After dividing the steps, you can do finer-grain reporting. Start using the postp postprocessor to scan your log files and generate statistics and diagnostics. Over time you will probably discover you have a few error and warning messages peculiar to your site, and are not captured by postp’s patterns. Learn how to extend postp with additional patterns to capture all the information that matters to you.
Now that reporting statistics are being recorded, you can develop your own reports to summarize those statistics.
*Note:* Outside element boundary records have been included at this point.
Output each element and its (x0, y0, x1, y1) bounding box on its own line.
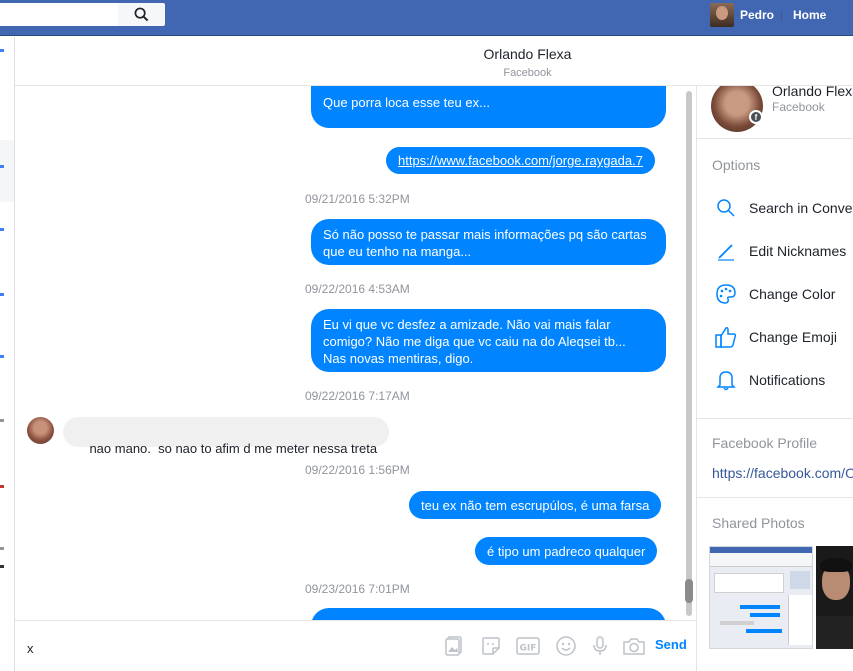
options-heading: Options (712, 157, 761, 173)
conversation-title[interactable]: Orlando Flexa (415, 46, 640, 62)
message-timestamp: 09/22/2016 4:53AM (305, 282, 410, 296)
scrollbar-track[interactable] (686, 91, 692, 616)
message-link[interactable]: https://www.facebook.com/jorge.raygada.7 (398, 153, 643, 168)
search-icon (717, 199, 735, 217)
message-bubble-outgoing[interactable]: Que porra loca esse teu ex... (311, 86, 666, 128)
facebook-profile-link[interactable]: https://facebook.com/O (712, 465, 853, 481)
divider (697, 138, 853, 139)
message-input[interactable]: x (27, 641, 34, 656)
option-label: Change Emoji (749, 329, 837, 345)
photos-icon (445, 636, 462, 656)
message-text: teu ex não tem escrupúlos, é uma farsa (421, 498, 650, 513)
message-composer: x GIF Send (15, 620, 696, 671)
thumbs-up-icon (715, 327, 737, 348)
nav-divider (781, 10, 782, 22)
gif-icon: GIF (516, 637, 540, 655)
message-bubble-outgoing[interactable]: é tipo um padreco qualquer (475, 537, 658, 565)
search-icon (134, 7, 149, 22)
divider (697, 497, 853, 498)
message-timestamp: 09/23/2016 7:01PM (305, 582, 410, 596)
option-label: Change Color (749, 286, 836, 302)
facebook-profile-heading: Facebook Profile (712, 435, 818, 451)
message-text: é tipo um padreco qualquer (487, 544, 646, 559)
shared-photos-heading: Shared Photos (712, 515, 805, 531)
shared-photo-thumbnail[interactable] (816, 546, 853, 649)
message-timestamp: 09/22/2016 7:17AM (305, 389, 410, 403)
search-input[interactable] (0, 3, 118, 26)
message-scrollbar[interactable] (682, 86, 696, 620)
option-notifications[interactable]: Notifications (697, 361, 853, 401)
contact-network: Facebook (772, 100, 825, 114)
message-text: Só não posso te passar mais informações … (323, 227, 647, 242)
list-item-marker (0, 565, 4, 568)
scrollbar-thumb[interactable] (685, 579, 693, 603)
voice-button[interactable] (587, 633, 613, 659)
sticker-icon (482, 637, 500, 655)
list-item-marker (0, 49, 4, 52)
palette-icon (716, 284, 736, 304)
message-bubble-incoming[interactable]: nao mano. so nao to afim d me meter ness… (63, 417, 390, 456)
sticker-button[interactable] (478, 633, 504, 659)
top-navigation-bar: Pedro Home (0, 0, 853, 36)
camera-icon (623, 638, 645, 655)
facebook-badge-icon: f (749, 110, 763, 124)
divider (697, 418, 853, 419)
svg-text:GIF: GIF (520, 644, 537, 654)
option-label: Notifications (749, 372, 826, 388)
bell-icon (716, 371, 736, 391)
message-bubble-outgoing[interactable]: teu ex não tem escrupúlos, é uma farsa (409, 491, 662, 519)
conversation-subtitle: Facebook (503, 67, 552, 79)
option-label: Edit Nicknames (749, 243, 847, 259)
option-change-color[interactable]: Change Color (697, 275, 853, 315)
contact-name[interactable]: Orlando Flexa (772, 86, 853, 99)
list-item-marker (0, 485, 4, 488)
gif-button[interactable]: GIF (515, 633, 541, 659)
list-item-marker (0, 355, 4, 358)
photo-button[interactable] (441, 633, 467, 659)
list-item-marker (0, 293, 4, 296)
message-thread[interactable]: Que porra loca esse teu ex... https://ww… (15, 86, 681, 620)
user-name-link[interactable]: Pedro (740, 8, 774, 22)
message-bubble-outgoing[interactable]: Eu vi que vc desfez a amizade. Não vai m… (311, 309, 666, 372)
smiley-icon (556, 636, 576, 656)
home-link[interactable]: Home (793, 8, 826, 22)
contact-avatar[interactable] (27, 417, 54, 444)
pencil-icon (718, 244, 734, 261)
shared-photo-thumbnail[interactable] (709, 546, 813, 649)
list-item-marker (0, 419, 4, 422)
send-button[interactable]: Send (655, 637, 687, 652)
message-bubble-outgoing[interactable]: Só não posso te passar mais informações … (311, 219, 666, 265)
message-bubble-outgoing[interactable]: https://www.facebook.com/jorge.raygada.7 (386, 147, 655, 174)
emoji-button[interactable] (553, 633, 579, 659)
selected-conversation-highlight (0, 140, 14, 202)
conversation-header: Orlando Flexa Facebook (15, 37, 853, 86)
option-label: Search in Convers (749, 200, 853, 216)
search-button[interactable] (118, 3, 165, 26)
message-timestamp: 09/22/2016 1:56PM (305, 463, 410, 477)
contact-profile-picture[interactable] (711, 86, 763, 132)
list-item-marker (0, 165, 4, 168)
microphone-icon (593, 636, 607, 655)
option-edit-nicknames[interactable]: Edit Nicknames (697, 232, 853, 272)
message-text: Nas novas mentiras, digo. (323, 351, 474, 366)
message-bubble-outgoing[interactable] (311, 608, 666, 620)
conversation-list-strip[interactable] (0, 37, 15, 671)
message-text: que eu tenho na manga... (323, 244, 472, 259)
message-text: nao mano. so nao to afim d me meter ness… (89, 441, 378, 456)
message-text: Que porra loca esse teu ex... (323, 95, 490, 110)
option-search-conversation[interactable]: Search in Convers (697, 189, 853, 229)
user-avatar[interactable] (710, 3, 734, 27)
message-text: Eu vi que vc desfez a amizade. Não vai m… (323, 317, 611, 332)
list-item-marker (0, 547, 4, 550)
camera-button[interactable] (621, 633, 647, 659)
conversation-details-sidebar: f Orlando Flexa Facebook Options Search … (696, 86, 853, 671)
list-item-marker (0, 228, 4, 231)
option-change-emoji[interactable]: Change Emoji (697, 318, 853, 358)
message-timestamp: 09/21/2016 5:32PM (305, 192, 410, 206)
message-text: comigo? Não me diga que vc caiu na do Al… (323, 334, 626, 349)
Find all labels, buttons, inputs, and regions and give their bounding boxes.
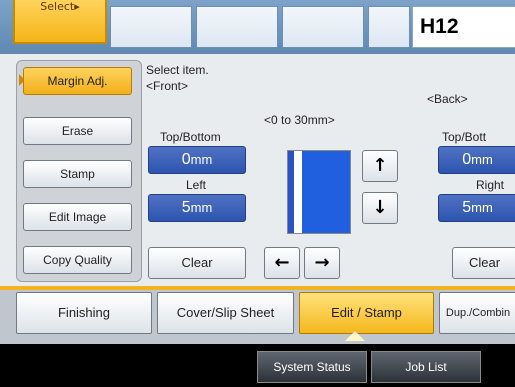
back-top-bottom-value[interactable]: 0mm xyxy=(438,146,515,174)
page-preview-icon xyxy=(287,150,351,234)
select-label: Select▸ xyxy=(40,0,80,13)
front-left-label: Left xyxy=(186,178,207,192)
back-top-bottom-label: Top/Bott xyxy=(442,130,487,144)
front-label: <Front> xyxy=(146,79,189,93)
back-top-bottom-unit: mm xyxy=(471,152,493,167)
back-right-label: Right xyxy=(476,178,505,192)
tab-cover-slip-sheet[interactable]: Cover/Slip Sheet xyxy=(157,292,294,334)
back-right-value[interactable]: 5mm xyxy=(438,194,515,222)
arrow-down-button[interactable]: ↓ xyxy=(362,192,398,224)
back-top-bottom-number: 0 xyxy=(462,151,472,168)
back-right-number: 5 xyxy=(462,199,472,216)
tab-edit-stamp[interactable]: Edit / Stamp xyxy=(299,292,434,334)
copier-screen: Select▸ H12 Margin Adj. Erase Stamp Edit… xyxy=(0,0,515,387)
back-clear-button[interactable]: Clear xyxy=(452,247,515,279)
back-right-unit: mm xyxy=(471,200,493,215)
menu-item-stamp[interactable]: Stamp xyxy=(23,160,132,188)
front-left-unit: mm xyxy=(190,200,213,215)
front-top-bottom-value[interactable]: 0mm xyxy=(148,146,246,174)
menu-item-copy-quality[interactable]: Copy Quality xyxy=(23,246,132,274)
menu-item-margin-adj[interactable]: Margin Adj. xyxy=(23,67,132,95)
toolbar-slot[interactable] xyxy=(196,6,278,48)
menu-item-edit-image[interactable]: Edit Image xyxy=(23,203,132,231)
instruction-text: Select item. xyxy=(146,63,209,77)
select-button[interactable]: Select▸ xyxy=(13,0,107,44)
arrow-up-button[interactable]: ↑ xyxy=(362,150,398,182)
front-left-number: 5 xyxy=(181,199,191,216)
front-left-value[interactable]: 5mm xyxy=(148,194,246,222)
active-tab-pointer xyxy=(345,331,365,341)
arrow-right-button[interactable]: → xyxy=(304,247,340,279)
toolbar-slot[interactable] xyxy=(110,6,192,48)
system-status-button[interactable]: System Status xyxy=(257,351,367,383)
top-toolbar: Select▸ H12 xyxy=(0,0,515,56)
front-clear-button[interactable]: Clear xyxy=(148,247,246,279)
front-top-bottom-label: Top/Bottom xyxy=(160,130,221,144)
tab-dup-combine[interactable]: Dup./Combin xyxy=(439,292,515,334)
range-label: <0 to 30mm> xyxy=(264,113,335,127)
toolbar-slot[interactable] xyxy=(282,6,364,48)
job-list-button[interactable]: Job List xyxy=(371,351,481,383)
screen-id-label: H12 xyxy=(420,15,459,38)
toolbar-slot[interactable] xyxy=(368,6,410,48)
page-preview-margin xyxy=(288,151,294,233)
page-preview-image xyxy=(302,151,350,233)
menu-item-erase[interactable]: Erase xyxy=(23,117,132,145)
front-top-bottom-unit: mm xyxy=(190,152,213,167)
tab-finishing[interactable]: Finishing xyxy=(16,292,152,334)
arrow-left-button[interactable]: ← xyxy=(264,247,300,279)
back-label: <Back> xyxy=(427,92,468,106)
front-top-bottom-number: 0 xyxy=(181,151,191,168)
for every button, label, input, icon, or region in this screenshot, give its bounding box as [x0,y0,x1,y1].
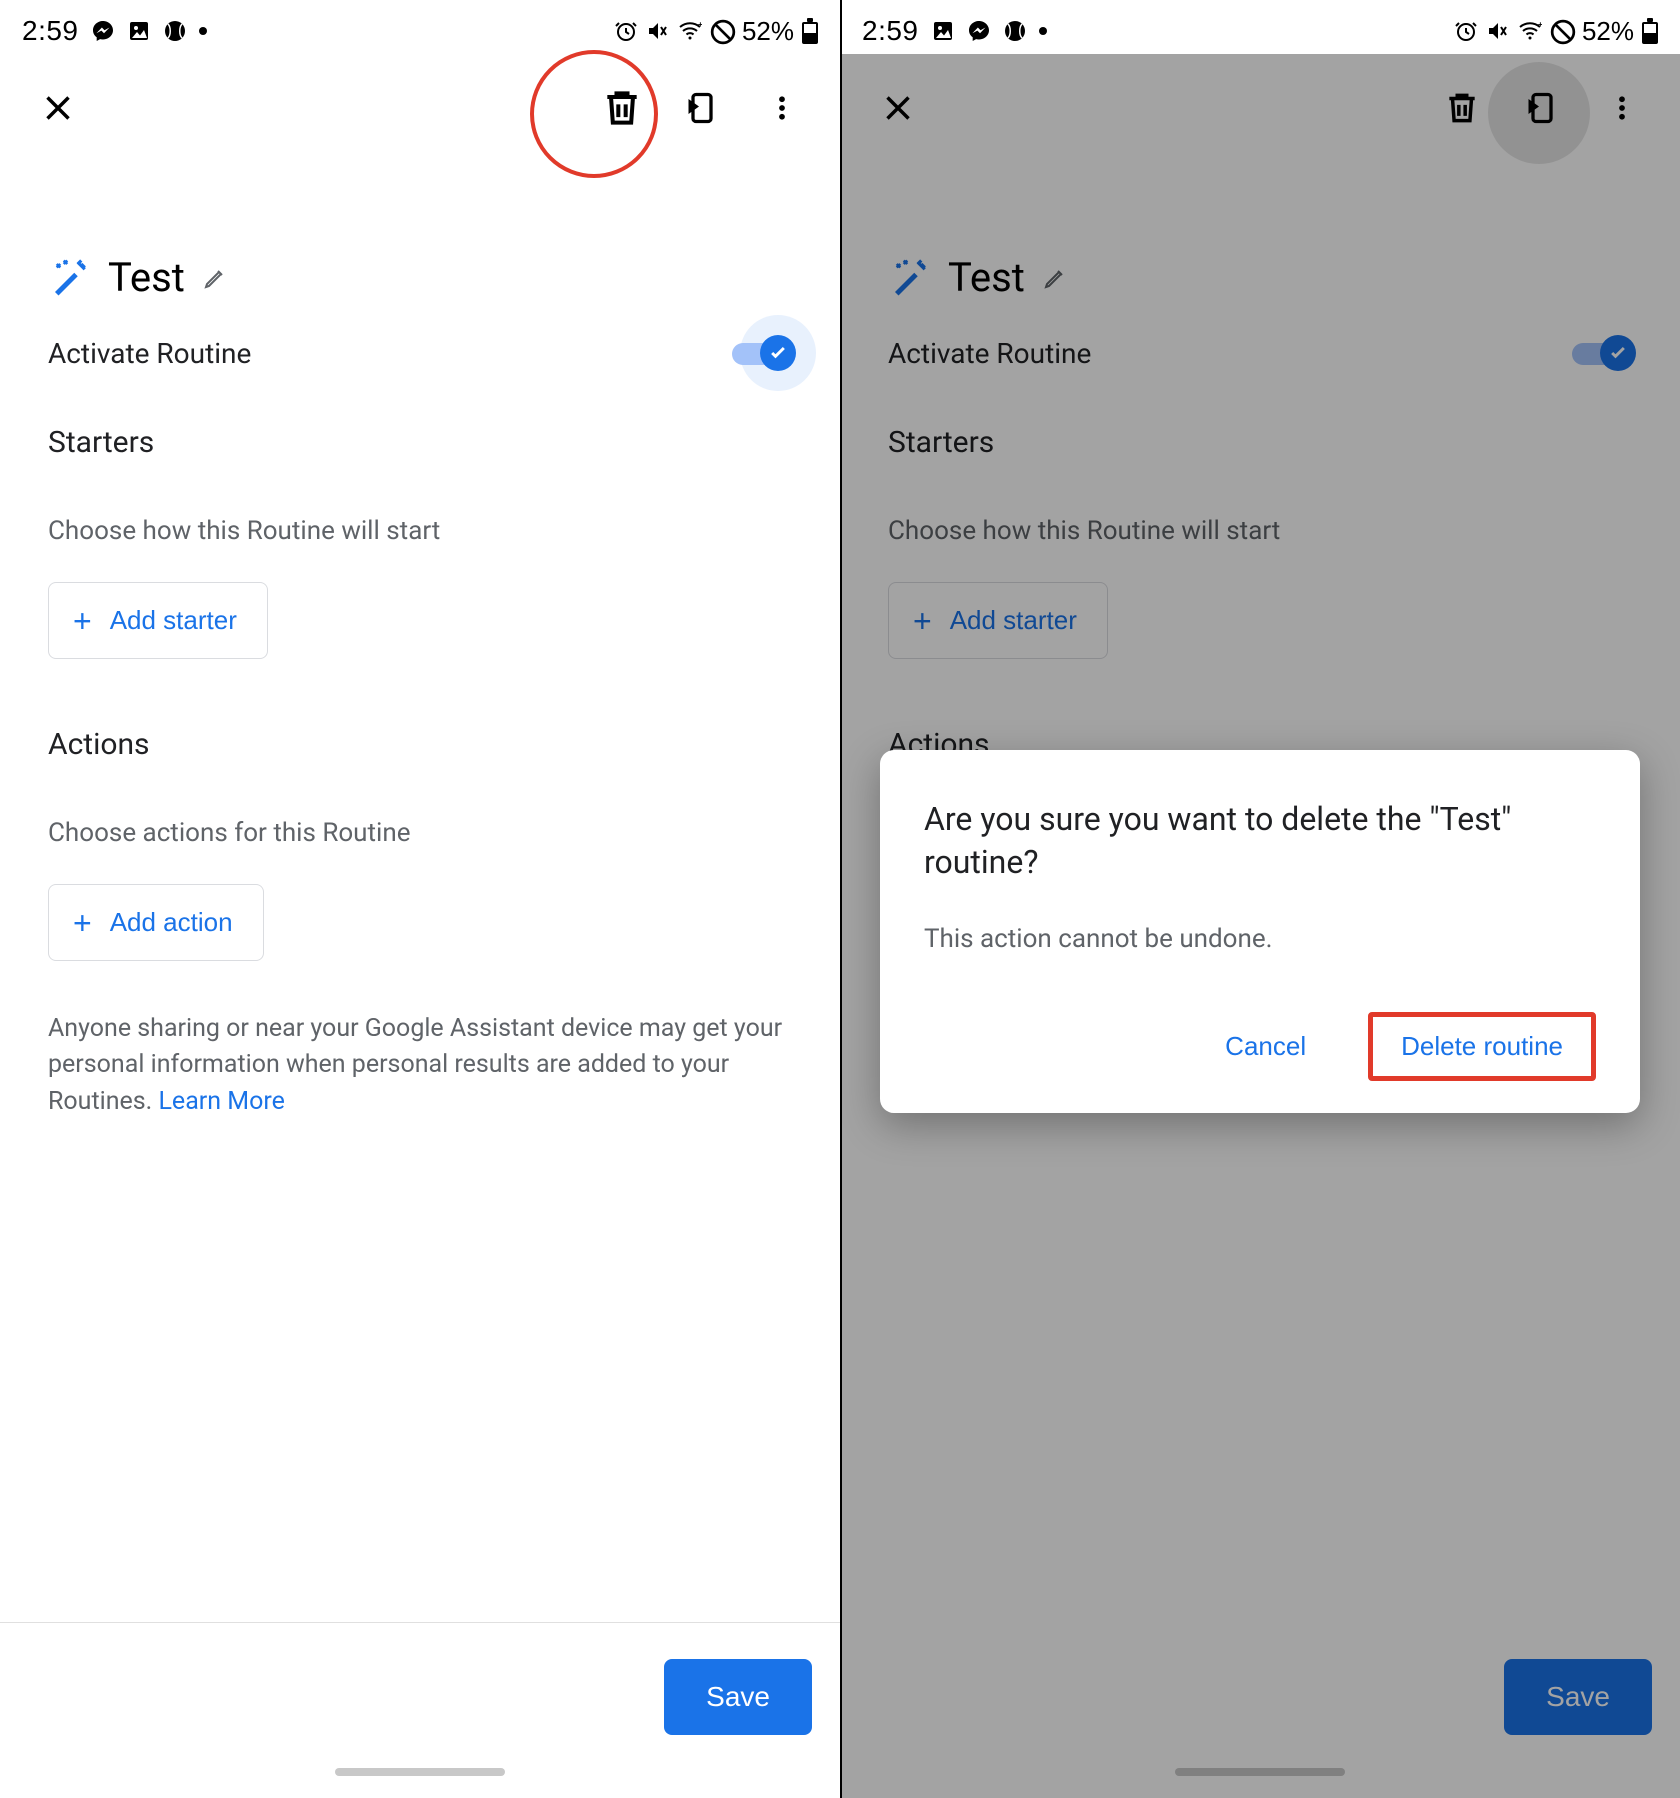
trash-icon [600,86,644,130]
battery-percent: 52% [742,16,794,47]
bottom-bar: Save [0,1622,840,1798]
phone-left: 2:59 + [0,0,840,1798]
mute-icon [646,19,670,43]
check-icon [768,343,788,363]
alarm-icon [614,19,638,43]
dialog-body: This action cannot be undone. [924,924,1596,954]
wifi-icon: + [1518,19,1542,43]
dialog-delete-button[interactable]: Delete routine [1368,1012,1596,1081]
battery-icon [1642,18,1658,44]
wifi-icon: + [678,19,702,43]
starters-subtext: Choose how this Routine will start [48,516,792,546]
delete-button[interactable] [592,78,652,138]
delete-dialog: Are you sure you want to delete the "Tes… [880,750,1640,1113]
mute-icon [1486,19,1510,43]
baseball-icon [163,19,187,43]
shortcut-button[interactable] [672,78,732,138]
status-bar: 2:59 + [840,0,1680,54]
activate-toggle[interactable] [732,335,792,371]
baseball-icon [1003,19,1027,43]
divider [840,0,842,1798]
save-button[interactable]: Save [664,1659,812,1735]
routine-title: Test [108,254,185,301]
shortcut-icon [684,90,720,126]
status-time: 2:59 [22,15,79,47]
activate-label: Activate Routine [48,337,251,370]
actions-subtext: Choose actions for this Routine [48,818,792,848]
overflow-button[interactable] [752,78,812,138]
svg-text:+: + [1538,20,1542,29]
phone-right: 2:59 + [840,0,1680,1798]
close-icon [40,90,76,126]
more-indicator [1039,27,1047,35]
image-icon [931,19,955,43]
dnd-icon [710,19,734,43]
image-icon [127,19,151,43]
more-indicator [199,27,207,35]
dialog-title: Are you sure you want to delete the "Tes… [924,798,1596,884]
alarm-icon [1454,19,1478,43]
toolbar [0,54,840,162]
pencil-icon [203,266,227,290]
battery-percent: 52% [1582,16,1634,47]
add-starter-label: Add starter [110,605,237,636]
dialog-cancel-button[interactable]: Cancel [1197,1012,1334,1081]
add-starter-button[interactable]: + Add starter [48,582,268,659]
learn-more-link[interactable]: Learn More [158,1087,284,1116]
disclaimer-text: Anyone sharing or near your Google Assis… [48,1011,792,1120]
messenger-icon [91,19,115,43]
add-action-label: Add action [110,907,233,938]
dnd-icon [1550,19,1574,43]
close-button[interactable] [28,78,88,138]
kebab-icon [767,93,797,123]
add-action-button[interactable]: + Add action [48,884,264,961]
status-bar: 2:59 + [0,0,840,54]
battery-icon [802,18,818,44]
actions-heading: Actions [48,727,792,762]
main-content: Test Activate Routine Starters Choose ho… [0,162,840,1798]
svg-text:+: + [698,20,702,29]
nav-indicator [335,1768,505,1776]
messenger-icon [967,19,991,43]
wand-icon [48,257,90,299]
edit-title-button[interactable] [203,266,227,290]
status-time: 2:59 [862,15,919,47]
plus-icon: + [73,913,92,933]
starters-heading: Starters [48,425,792,460]
plus-icon: + [73,611,92,631]
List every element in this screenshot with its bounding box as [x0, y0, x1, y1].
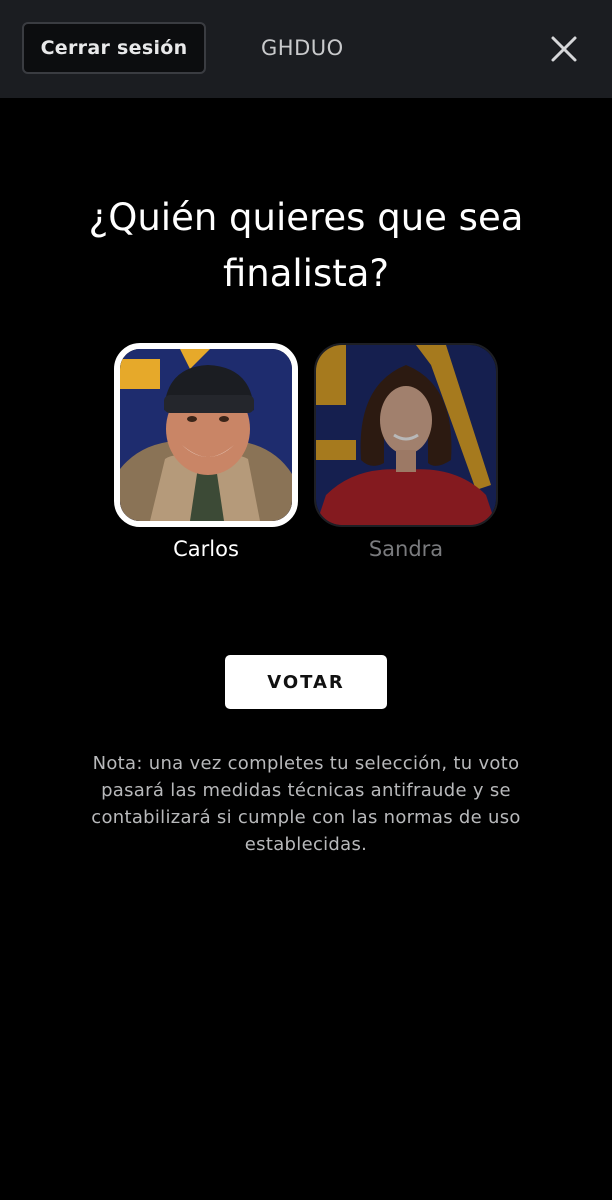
- disclaimer-note: Nota: una vez completes tu selección, tu…: [56, 750, 556, 858]
- note-line: contabilizará si cumple con las normas d…: [91, 807, 521, 828]
- vote-button[interactable]: VOTAR: [225, 655, 387, 709]
- title-line: finalista?: [222, 251, 390, 295]
- note-line: Nota: una vez completes tu selección, tu…: [92, 753, 520, 774]
- candidate-name: Sandra: [368, 537, 444, 561]
- logout-button[interactable]: Cerrar sesión: [22, 22, 206, 74]
- note-line: establecidas.: [244, 834, 368, 855]
- candidate-name: Carlos: [173, 537, 239, 561]
- brand-title: GHDUO: [261, 36, 344, 60]
- top-bar: Cerrar sesión GHDUO: [0, 0, 612, 98]
- candidate-photo[interactable]: [314, 343, 498, 527]
- close-icon[interactable]: [548, 33, 580, 65]
- page-title: ¿Quién quieres que sea finalista?: [0, 190, 612, 302]
- title-line: ¿Quién quieres que sea: [88, 195, 524, 239]
- candidate-photo[interactable]: [114, 343, 298, 527]
- note-line: pasará las medidas técnicas antifraude y…: [101, 780, 511, 801]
You can easily use ectool to read statistics from the properties where they are stored.
Something else you can do after steps are divided: Start tuning the performance of your procedures. For example, you can start marking steps to run in parallel, and you can choose resources on a step-by-step basis to finish your jobs faster and share resources more effectively.

CloudBees Flow project version control

We recommend exporting your CloudBees Flow project data at regular intervals and saving it in the same configuration management system you use for your source code (use the "export" ectool command to generate an XML file representing the contents of a project or procedure). This process allows you to track project changes and also allows you to "look back" at older versions if that should become desirable. Also, you should snapshot a version of CloudBees Flow project data at the time of each major software release, so you can revert to the exact CloudBees Flow configuration used to generate that release if necessary.